CPI today announced a new project with multiple stakeholders to develop a low-cost, scalable manufacturing process for a new, non-infectious, stable vaccine against poliovirus. CPI is supporting the development of a manufacturing platform that aims to facilitate low-cost production and accessibility of this vaccine in low- and middle-income countries (LMIC), in some of which the disease is still prevalent.

Poliovirus can infect the nervous system of children, with one in 200 infections leading to irreversible paralysis. Although the oral vaccine has been very successful in dramatically reducing the number of cases, outbreaks of paralytic polio still occur. These are complicated by the presence of both wild type virus and virus that has been derived from the oral polio vaccine. Although many countries are using an inactivated vaccine, this is still made from virus and consequently has biosafety concerns. We therefore need a new vaccine for the future which is both safe to make and to use.

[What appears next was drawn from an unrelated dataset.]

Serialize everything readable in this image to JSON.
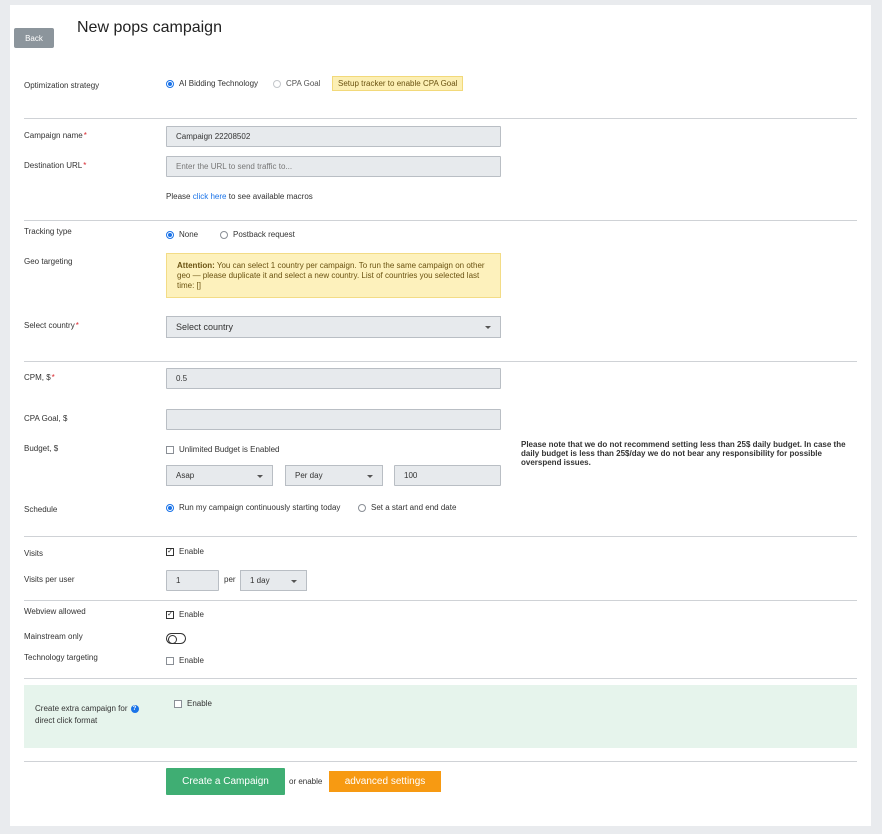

This work supports development of a new virus-like particle (VLP) polio vaccine manufacturing platform which will create a cheap, scalable and robust vaccine production system. Developed by researchers at the University of Leeds (funded by WHO, in partnership with the Universities of Oxford, Reading and Florida, the National Institute for Biological Standards and Control, the Pirbright Institute and the John Innes Centre), VLPs are empty protein shells that are produced using a yeast strain, Pichia pastoris. The VLPs mimic the poliovirus sufficiently to induce an immune response, but lack the genetic material needed for infectivity. As such, VLPs are considerably safer than conventional attenuated or inactivated vaccines.

To begin scaling up VLP production, CPI is leveraging its state-of-the-art facilities and manufacturing experience with Pichia pastoris. Through the use of ambr250, a multi-parallel bioreactor, CPI will enable the high-throughput development of the fermentation process required to produce VLPs, allowing the parameters of multiple fermentation processes to be screened simultaneously. This rapid exploration of the design space will offer a fully scalable, robust system for VLP polio vaccine production.

Lucy Foley, Director of Biologics at CPI said: “The VLP vaccine platform for polio shows great promise to replace the current inactivated vaccine with its inherent drawbacks, with a vaccine that has much lower biosafety risks. We are honoured to be able to provide our expertise in scaling up manufacturing to improve treatment accessibility and take the world one step closer to eradicating polio.”

This research is funded by the Department of Health and Social Care using UK Aid funding and is managed by the Engineering and Physical Sciences Research Council (EPSRC, grant number: EP/R013764/1) and delivered by the Future Vaccine Manufacturing Research Hub (FVMRH) at Imperial College London. The views expressed in this publication are those of the author(s) and not necessarily those of the Department of Health and Social Care.

The FVMRH is committed towards researching innovative and more cost-effective vaccines for populations in lower and middle-income countries (LMICs). The hub’s goal is to improve the way vaccines are manufactured, stabilised and stored in partnership with vaccine manufacturers from in Italy, India, Vietnam, Bangladesh, Uganda and China and translational research partners comprising of the National Institute for Biological Standards and Control (NIBSC), CPI and NHS Blood and Transplant.